NOTE: I spend my Wednesdays Unplugged from appointments. It's my day to stay home, enjoy cooking and welcome our kids and grandkids for dinner in the evening. We end our meal with quotes from the Norwegian 'Quote Cup' passed on to me from my grandmother. I share a quote and a recipe here each week, and sometimes some photos of family fun. I love trying new recipes…and love getting recipes you would like to share!

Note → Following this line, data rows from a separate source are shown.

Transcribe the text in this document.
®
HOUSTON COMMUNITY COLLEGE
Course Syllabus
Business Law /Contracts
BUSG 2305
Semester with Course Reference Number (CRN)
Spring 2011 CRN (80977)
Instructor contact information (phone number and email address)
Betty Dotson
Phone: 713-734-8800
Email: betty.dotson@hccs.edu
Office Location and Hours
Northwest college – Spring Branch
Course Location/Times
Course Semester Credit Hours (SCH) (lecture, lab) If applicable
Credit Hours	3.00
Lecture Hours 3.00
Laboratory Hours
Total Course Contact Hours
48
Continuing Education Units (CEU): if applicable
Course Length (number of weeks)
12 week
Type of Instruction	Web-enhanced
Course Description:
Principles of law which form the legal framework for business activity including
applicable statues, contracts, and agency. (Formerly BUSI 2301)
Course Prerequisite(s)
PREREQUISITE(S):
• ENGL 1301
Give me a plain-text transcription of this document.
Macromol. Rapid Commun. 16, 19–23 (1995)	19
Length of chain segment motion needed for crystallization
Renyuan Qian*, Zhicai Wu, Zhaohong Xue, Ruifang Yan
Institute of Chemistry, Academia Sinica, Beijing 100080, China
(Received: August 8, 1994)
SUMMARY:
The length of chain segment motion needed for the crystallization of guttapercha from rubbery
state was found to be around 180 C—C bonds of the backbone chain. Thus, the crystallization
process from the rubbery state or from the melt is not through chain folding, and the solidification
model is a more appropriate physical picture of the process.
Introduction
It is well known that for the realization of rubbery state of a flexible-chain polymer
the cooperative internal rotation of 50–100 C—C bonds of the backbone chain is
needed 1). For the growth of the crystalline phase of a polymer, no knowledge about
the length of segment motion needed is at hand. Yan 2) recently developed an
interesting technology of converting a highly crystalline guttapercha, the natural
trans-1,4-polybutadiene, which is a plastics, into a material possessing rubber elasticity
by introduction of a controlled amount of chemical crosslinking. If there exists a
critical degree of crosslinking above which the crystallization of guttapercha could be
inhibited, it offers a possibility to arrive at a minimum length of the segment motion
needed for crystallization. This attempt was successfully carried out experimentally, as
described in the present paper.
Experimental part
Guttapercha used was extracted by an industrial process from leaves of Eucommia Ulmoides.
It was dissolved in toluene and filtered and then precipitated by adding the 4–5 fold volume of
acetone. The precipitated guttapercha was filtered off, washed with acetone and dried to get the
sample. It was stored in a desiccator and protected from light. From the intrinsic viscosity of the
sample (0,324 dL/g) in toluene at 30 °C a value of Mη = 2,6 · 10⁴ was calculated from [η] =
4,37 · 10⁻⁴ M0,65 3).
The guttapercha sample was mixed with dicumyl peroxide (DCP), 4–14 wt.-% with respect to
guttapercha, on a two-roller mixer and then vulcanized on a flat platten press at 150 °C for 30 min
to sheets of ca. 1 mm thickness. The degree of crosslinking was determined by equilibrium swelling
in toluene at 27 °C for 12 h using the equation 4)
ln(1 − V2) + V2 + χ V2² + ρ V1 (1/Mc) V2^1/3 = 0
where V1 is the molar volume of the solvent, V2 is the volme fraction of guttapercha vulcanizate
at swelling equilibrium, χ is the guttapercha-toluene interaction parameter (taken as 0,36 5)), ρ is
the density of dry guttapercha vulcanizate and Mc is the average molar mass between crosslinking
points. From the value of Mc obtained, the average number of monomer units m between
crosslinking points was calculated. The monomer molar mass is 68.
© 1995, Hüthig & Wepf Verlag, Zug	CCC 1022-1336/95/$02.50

"The ignorant man marvels at the exceptional; the wise man marvels at the common.'"~ George Boardman
My big disappointment in going to 'Lake Wobegon' on the Fourth of July was missing out on rhubarb pie. So it only follows that I had to make a rhubarb dessert last week.
RECIPE OF THE WEEK
I picked up a free Stearns-Morrison Enterprise newspaper supplement when I was there of Lake Wobegon's Way Above Average Hot Dish and Rhubarb Recipe Collection…so it seemed only appropriate that I try one. Since I have always preferred 'crisps' to 'pies' I chose to try a 'crunch'. Thanks for the great recipe, Terri…yum!
EMMERICH'S RHUBARB CRUNCH
recipe from Terri Emmerich of Emmerich's Produce
- 1 1/4 cups flour
- 1 cup oatmeal
- 1 1/4 cup brown sugar
- 1/2 cup melted butter
- 4 cups raw rhubarb, diced
- 1 cup water
- 1 1/4 cups sugar
- 2 tablespoons cornstarch
- 1 teaspoon vanilla
Mix together first four ingredients. Press 3/4 of mixture into an 8" x 8" cake pan. Cover with rhubarb. Mix remaining ingredients in saucepan and cook until thick. Pour over rhubarb. Sprinkle remaining crumb mixture over the top. Bake at 350 degrees for 45 minutes.